KA @ Feb 22nd 2008 1:10AM
Yes yes yes. I don't know why people have trouble understanding this. Energy out < energy in, and therefore it's wasteful (and worse) for the environment.
Cellulose ethanol suffers the same fate; besides, it's just another "promising technology" that is nowhere near maturity on the scale that we need.
Cervus @ Feb 21st 2008 8:40PM
Actually, the energy return on corn ethanol is marginally positive. We get 1.3 units back for every unit of energy we put into it.
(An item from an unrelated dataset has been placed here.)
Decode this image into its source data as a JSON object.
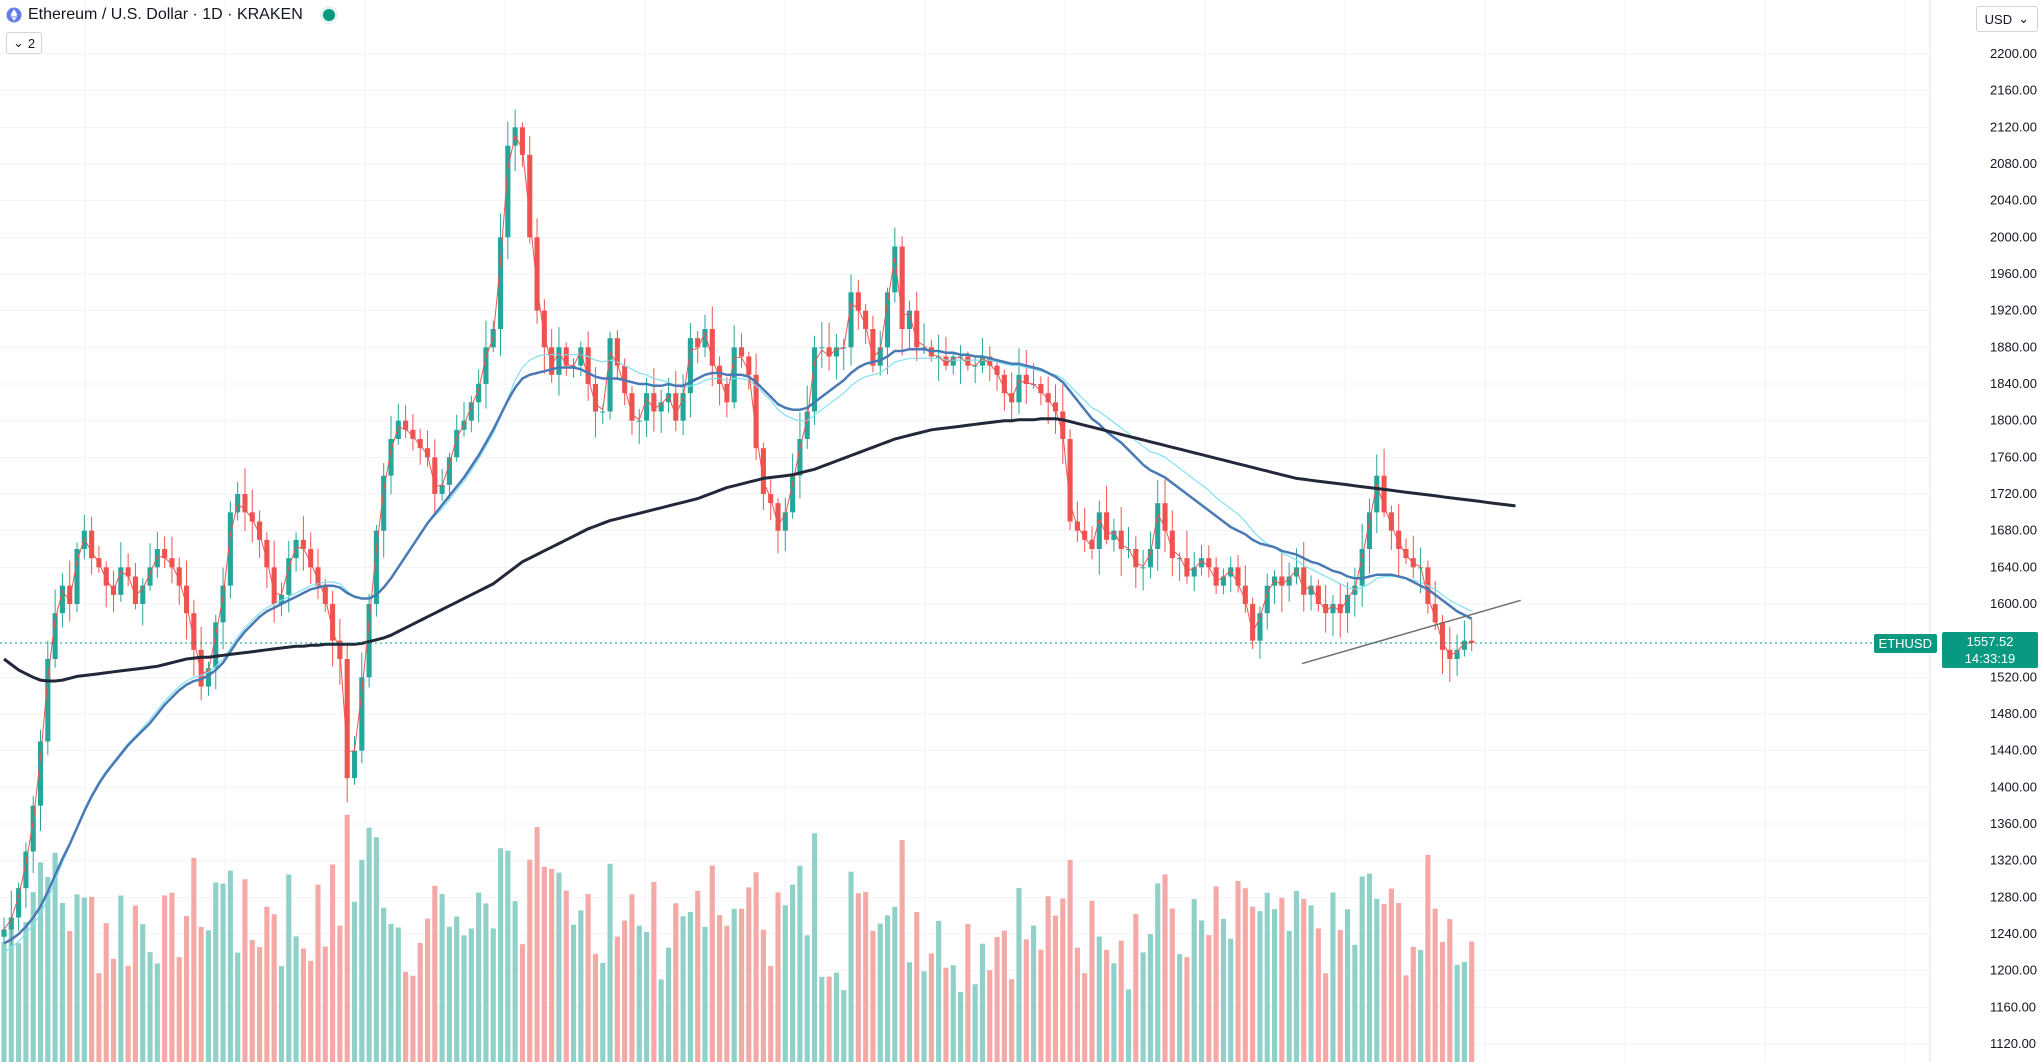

That is still a very poor energy return, but it's not true that it's in the negative.
CEMan @ Feb 21st 2008 8:53PM
Sadly, as this is just the latest iteration of decades of fram subsidies, we have been paying for years.
Temple @ Feb 21st 2008 11:44PM
Not only is ethanol marginally positive, but the metrics of measuring the input is also skewed. In most cases, the input measure to grow ethanol is measured directly against the BTU of an equivalent amount of petroleum.
The input is measured from everything from the diesel fuel used to plow the fields to the fuel used by sixteen wheelers to transport corn to the fermentation factory. That is measured directly against the straight caloric energy content in petroleum fuel. However, this disregards the fact that petrol also takes an amazing amount of energy to expunge from the soil, especially being that this oil are in places that are difficult to get to (geographically and politically). Hence, the direct comparisons between ethanol and oil and the energy it takes to deliver to the consumer is an incomplete picture.
Phil @ Feb 24th 2008 2:13PM
The person who said the ethanol return on fossil fuel is ~1.3 is right, but even if it was 1.0 it would still make sense. We convert coal to electricity at about 0.7 all the time...why? because we can't burn coal in our toaster oven. We also can't burn natural gas in the autos we own, which is the main fossil fuel used for ethanol. NG is also domestic energy (lessens oil dependence), and relatively clean burning...think about it.